Its very important when speaking about someone's death to be honest, so that children don't interpret it as their fault. Sonja Latifpour, a registered social worker and child psychotherapist, says kids can sometimes take on the burden of a loved one's passing.
"Often when they are not given some explanation about what happened around the death — because children are these magical thinkers — they assume they had something to do with the death, "says Latifpour. "If you can be part of the cause of someone's death, you can also be a preventative measure in someone's death."
But children rarely experience a death that isn't equally or more impactful for their parents. And while it's very healthy to set aside some time to fully express your own pain and sadness away from the kids, remember that honestly expressing your own grief — and making sure your kids know you will still be able to take care of them — can help everyone heal.

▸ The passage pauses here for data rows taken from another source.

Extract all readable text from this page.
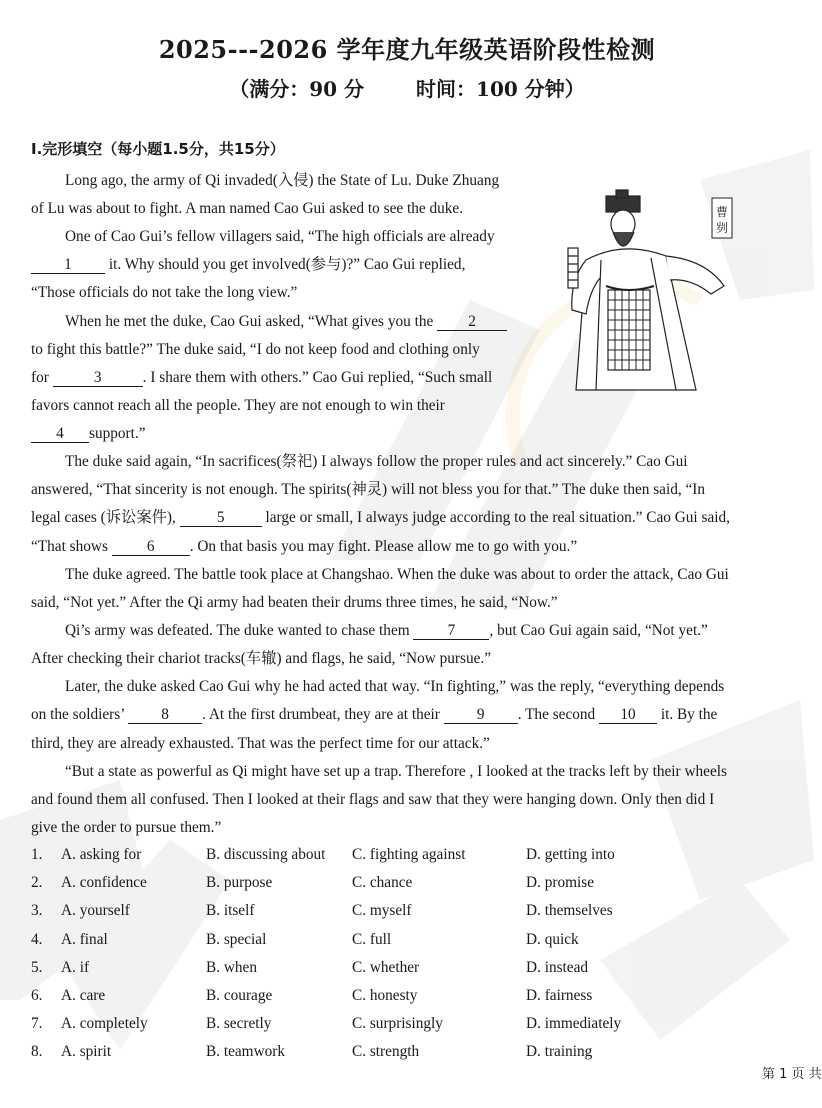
2025---2026 学年度九年级英语阶段性检测
（满分：90 分	时间：100 分钟）
I.完形填空（每小题1.5分，共15分）
曹
刿
Long ago, the army of Qi invaded(入侵) the State of Lu. Duke Zhuang
of Lu was about to fight. A man named Cao Gui asked to see the duke.
One of Cao Gui’s fellow villagers said, “The high officials are already
1 it. Why should you get involved(参与)?” Cao Gui replied,
“Those officials do not take the long view.”
When he met the duke, Cao Gui asked, “What gives you the 2
to fight this battle?” The duke said, “I do not keep food and clothing only
for	3	. I share them with others.” Cao Gui replied, “Such small
favors cannot reach all the people. They are not enough to win their
4 support.”
The duke said again, “In sacrifices(祭祀) I always follow the proper rules and act sincerely.” Cao Gui
answered, “That sincerity is not enough. The spirits(神灵) will not bless you for that.” The duke then said, “In
legal cases (诉讼案件), 5 large or small, I always judge according to the real situation.” Cao Gui said,
“That shows 6 . On that basis you may fight. Please allow me to go with you.”
The duke agreed. The battle took place at Changshao. When the duke was about to order the attack, Cao Gui
said, “Not yet.” After the Qi army had beaten their drums three times, he said, “Now.”
Qi’s army was defeated. The duke wanted to chase them 7 , but Cao Gui again said, “Not yet.”
After checking their chariot tracks(车辙) and flags, he said, “Now pursue.”
Later, the duke asked Cao Gui why he had acted that way. “In fighting,” was the reply, “everything depends
on the soldiers’ 8 . At the first drumbeat, they are at their 9 . The second 10 it. By the
third, they are already exhausted. That was the perfect time for our attack.”
“But a state as powerful as Qi might have set up a trap. Therefore , I looked at the tracks left by their wheels
and found them all confused. Then I looked at their flags and saw that they were hanging down. Only then did I
give the order to pursue them.”
1. A. asking for	B. discussing about C. fighting against	D. getting into
2. A. confidence	B. purpose	C. chance	D. promise
3. A. yourself	B. itself	C. myself	D. themselves
4. A. final	B. special	C. full	D. quick
5. A. if	B. when	C. whether	D. instead
6. A. care	B. courage	C. honesty	D. fairness
7. A. completely	B. secretly	C. surprisingly	D. immediately
8. A. spirit	B. teamwork	C. strength	D. training
第 1 页 共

"I found myself getting comfort. It wasn't more upsetting" says Cordonier-Carroll. "Being able to say, yeah, I am sad. And that's OK.'"
When someone close dies, you become rife with grief. My family recently lost my mom and we're still processing, but I'm proud of how open my children are with their fears and tears — and how accepting they are about mine.
Collectively, I think we need to shift our view of death and grief.
If we can be more open about the pain — and the steps we take to climb out of it — it might provide a lifeline for someone who finds themselves drowning in an ocean of sadness.
And that lifeline could be especially helpful for little ones who are still learning how to swim in a big sea of emotions.